Endogenous IL-10 maintains immune tolerance but IL-10 gene transfer exacerbates autoimmune cholangitis

The immunomodulatory effect of IL-10 as an immunosuppressive and anti-inflammatory cytokine is well known. Taking advantage of our established mouse model of autoimmune cholangitis using 2-octynoic acid conjugated ovalbumin (2-OA-OVA) induction, we compared liver pathology, immune cell populations and antimitochondrial antibodies between IL-10 knockout and wild type mice immunized with 2-OA-OVA. At 10 weeks post immunization, portal inflammation and fibrosis were more severe in 2-OA-OVA immunized IL-10 knockout mice than in wild type mice. This was accompanied by significant higher levels of collagen I and III expression, T, NK and NKT subsets in liver and IgG anti-mitochondrial autoantibodies (AMA) compared to 2-OA-OVA immunized wild type mice, suggesting that endogenous IL-10 is necessary for the maintenance of immune tolerance in primary biliary cholangitis (PBC). Further, we investigated whether administration of exogenous IL-10 could prevent PBC by administration of IL-10 expressing recombinant adeno-associated virus (AAV-IL-10) either 3 days before or 3 weeks after the establishment of liver pathology.

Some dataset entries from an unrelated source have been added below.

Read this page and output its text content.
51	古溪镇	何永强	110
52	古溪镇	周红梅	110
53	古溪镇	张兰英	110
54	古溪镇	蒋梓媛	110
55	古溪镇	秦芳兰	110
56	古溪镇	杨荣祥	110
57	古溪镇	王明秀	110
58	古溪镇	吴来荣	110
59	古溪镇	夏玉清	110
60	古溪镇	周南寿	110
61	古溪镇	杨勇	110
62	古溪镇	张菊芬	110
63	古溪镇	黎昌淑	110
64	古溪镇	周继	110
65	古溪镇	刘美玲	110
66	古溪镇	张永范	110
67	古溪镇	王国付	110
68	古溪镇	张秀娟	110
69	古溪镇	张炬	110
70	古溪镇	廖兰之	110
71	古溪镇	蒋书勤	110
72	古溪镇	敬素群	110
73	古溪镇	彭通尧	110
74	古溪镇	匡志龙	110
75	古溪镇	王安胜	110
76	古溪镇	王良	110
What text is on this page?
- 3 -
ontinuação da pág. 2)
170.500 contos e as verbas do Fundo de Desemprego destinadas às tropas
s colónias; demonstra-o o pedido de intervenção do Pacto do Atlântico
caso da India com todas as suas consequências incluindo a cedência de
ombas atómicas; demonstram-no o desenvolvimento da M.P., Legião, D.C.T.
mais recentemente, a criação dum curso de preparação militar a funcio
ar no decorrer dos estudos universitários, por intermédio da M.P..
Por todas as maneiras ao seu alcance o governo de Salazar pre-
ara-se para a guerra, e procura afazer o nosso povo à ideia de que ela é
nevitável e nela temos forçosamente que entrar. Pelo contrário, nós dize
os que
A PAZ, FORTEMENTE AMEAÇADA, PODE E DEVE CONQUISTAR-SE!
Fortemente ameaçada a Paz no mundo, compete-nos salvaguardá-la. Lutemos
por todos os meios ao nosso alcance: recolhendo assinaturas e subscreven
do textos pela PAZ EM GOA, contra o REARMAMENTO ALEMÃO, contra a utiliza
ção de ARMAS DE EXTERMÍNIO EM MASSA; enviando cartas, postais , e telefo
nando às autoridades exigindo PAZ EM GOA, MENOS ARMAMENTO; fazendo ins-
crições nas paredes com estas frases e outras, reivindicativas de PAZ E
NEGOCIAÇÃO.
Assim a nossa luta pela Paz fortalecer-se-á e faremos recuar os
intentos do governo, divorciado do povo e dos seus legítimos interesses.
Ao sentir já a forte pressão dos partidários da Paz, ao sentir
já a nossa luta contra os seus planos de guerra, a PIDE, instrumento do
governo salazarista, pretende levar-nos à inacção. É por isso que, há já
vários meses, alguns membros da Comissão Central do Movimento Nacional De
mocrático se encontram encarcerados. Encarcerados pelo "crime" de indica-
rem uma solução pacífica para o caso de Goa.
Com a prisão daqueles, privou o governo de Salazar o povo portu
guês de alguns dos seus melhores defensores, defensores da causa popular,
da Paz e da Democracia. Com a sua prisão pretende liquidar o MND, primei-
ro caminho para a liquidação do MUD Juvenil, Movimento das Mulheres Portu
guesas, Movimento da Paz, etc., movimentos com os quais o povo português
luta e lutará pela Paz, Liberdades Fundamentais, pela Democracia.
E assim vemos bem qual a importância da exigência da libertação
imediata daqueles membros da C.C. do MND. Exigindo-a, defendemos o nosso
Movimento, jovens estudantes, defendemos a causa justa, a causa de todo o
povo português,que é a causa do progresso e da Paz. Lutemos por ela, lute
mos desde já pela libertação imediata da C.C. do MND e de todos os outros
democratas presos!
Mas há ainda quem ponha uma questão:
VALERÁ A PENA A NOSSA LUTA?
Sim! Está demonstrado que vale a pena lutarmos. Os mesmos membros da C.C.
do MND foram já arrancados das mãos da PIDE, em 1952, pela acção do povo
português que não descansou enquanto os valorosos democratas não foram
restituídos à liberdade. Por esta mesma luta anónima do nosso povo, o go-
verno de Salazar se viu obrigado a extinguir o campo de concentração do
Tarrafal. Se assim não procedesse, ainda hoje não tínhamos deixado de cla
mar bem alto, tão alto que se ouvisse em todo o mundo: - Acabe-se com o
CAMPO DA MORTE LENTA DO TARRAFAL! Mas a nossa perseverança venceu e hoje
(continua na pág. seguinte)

Interestingly, administration of AAV-IL-10 resulted in increased liver inflammation and fibrosis, accompanied by increases in IFN-γ in liver CD4(+) T cell, granzyme B, FasL, and CD107a in liver CD8(+) T and NKT cells, and granzyme B and FasL in liver NK cells of AAV-IL-10 administered mice compared with control mice. Furthermore, administration of AAV-IL-10 significantly increased levels of proinflammatory cytokines and chemokines (IFN-γ, TNF-α, CXCL9 and CXCL10) and collagen I and III production in naive mice, together with increase in immune cell infiltration and collagen deposition in the liver, suggesting a role of IL-10 in fibrosis. In conclusion, our data demonstrate that endogenous IL-10 is critical in the maintenance of immune tolerance but exogenous administration of IL-10 exacerbates liver inflammation and fibrosis. Furthermore, the distinctive presence of inflammatory immune cell populations and collagen expression in AAV-IL-10 treated naive mice cautions against the clinical use of exogenous IL-10 in patients with autoimmune cholangitis.